Asian markets traded mixed Monday morning, as traders digested the slew of Chinese economic data released at the weekend.
Australia’s ASX 200 was up 0.42 percent, with a 0.3 percent gain in the financials sub-index which accounts for nearly half of the broader index. Some mining stocks came under pressure, with shares of Oz Minerals down 0.72 percent while South32 shed 2.22 percent. Major miners were mixed, with Fortescue up 1.04 percent and Rio Tinto down 0.54 percent.
Angus Nicholson, a market analyst at spreadbetter IG, said relative strength in the dollar, following positive U.S. April retail sales numbers released on Friday, will likely increase challenges for the materials and energy space.
The dollar gained slightly against a basket of currencies, with the dollar index trading at 94.640 early Monday in Asia, compared to the 93 levels it touched on Friday Asia time.

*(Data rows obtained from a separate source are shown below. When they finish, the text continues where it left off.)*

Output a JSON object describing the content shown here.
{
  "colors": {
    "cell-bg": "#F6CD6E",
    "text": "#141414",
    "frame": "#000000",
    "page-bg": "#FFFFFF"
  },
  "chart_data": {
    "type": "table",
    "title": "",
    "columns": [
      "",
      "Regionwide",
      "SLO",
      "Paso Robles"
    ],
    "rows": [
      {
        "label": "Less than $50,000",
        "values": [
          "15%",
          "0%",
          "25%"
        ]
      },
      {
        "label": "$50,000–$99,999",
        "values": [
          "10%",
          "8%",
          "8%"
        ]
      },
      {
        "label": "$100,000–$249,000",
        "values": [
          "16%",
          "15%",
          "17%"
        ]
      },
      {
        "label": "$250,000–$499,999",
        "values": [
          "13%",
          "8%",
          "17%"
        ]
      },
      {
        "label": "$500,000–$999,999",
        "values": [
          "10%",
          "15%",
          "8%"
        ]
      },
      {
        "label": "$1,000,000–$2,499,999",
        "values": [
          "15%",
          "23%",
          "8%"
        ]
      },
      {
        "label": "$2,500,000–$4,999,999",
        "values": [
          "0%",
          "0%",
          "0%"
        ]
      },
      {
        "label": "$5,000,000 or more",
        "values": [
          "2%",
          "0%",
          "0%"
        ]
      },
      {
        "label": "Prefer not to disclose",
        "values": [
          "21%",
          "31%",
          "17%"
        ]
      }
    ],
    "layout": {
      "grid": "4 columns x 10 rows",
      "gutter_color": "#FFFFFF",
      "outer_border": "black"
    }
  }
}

“The strongest increase in retail sales in more than a year drove the U.S. dollar sharply higher against all of the major currencies, but the gains did not last,” said Kathy Lien, managing director of foreign exchange strategy at BK Asset Management. She added that investors quickly “realized that one good release won’t change anyone’s mind about leaving interest rates unchanged in June.”
Some analysts said despite the strong data, performance in the equity market will also drive the U.S. Federal Reserve’s decision on whether to hike interest rates in June or stand pat.
“A weak performance by U.S. equities saw the probability of the Fed Funds rate being 25-points higher by December fall to 60 percent from 64 percent on Thursday,” said Rodrigo Catril, a currency strategist at the National Australia Bank. “The Fed’s reaction function is still more equity dependent than data dependent in the market’s mind, or so it would seem.”
Nicholson added that Asian markets are set up for a difficult start to the week. He warned, “Chinese data released over the weekend provides further evidence that its aggressive first quarter stimulus appears to be leveling off into the second quarter.”
Data released by China’s National Bureau of Statistics showed investment, factory output and retail sales all grew more slowly than expected in April, with factory output cooling to 6 percent growth in April compared to market expectation for a 6.5 percent on-year rise, Reuters reported.
On Monday morning before market open, Bank of Japan (BOJ) data showed Japan’s producer price index for April fell 4.2 percent on-year, compared to a Reuters poll that expected a 3.7 percent on-year decline.
The yen traded at 108.88 against the dollar, compared to its last close at 108.60. The relative weakness, however, was not enough to give exporters a boost. Most major Japanese exporters traded mixed, with shares of Nissan up 0.19 percent, while Sony shares dropped 1.21 percent.
Usually a weaker yen is a positive for export stocks as it boosts their overseas profits when converted into the local currency.
Yen traders will also be watching for Japan’s first quarter gross domestic product numbers due this week. A Reuters’ poll showed that market watchers expect Japan to register 0.2 percent on-year growth for the January through March period.
“Growth is expected to turn positive after a negative quarter and given the market’s focus on the timing of BOJ easing, stronger or weaker growth could have an unusually significant impact on the yen,” said Lien.
Elsewhere, the Australian dollar advanced slightly against the greenback, trading at $0.7272 after last closing at $0.7263. But the Aussie remains well off from the $0.78 level it briefly touched in April.
Energy plays, however, traded mostly lower, with Santos down 1.44 percent, Woodside Petroleum down 0.59 percent and Chinese mainland shares of Sinopec down 1.79 percent. Japan’s Inpex bucked trends to trade up 0.75 percent.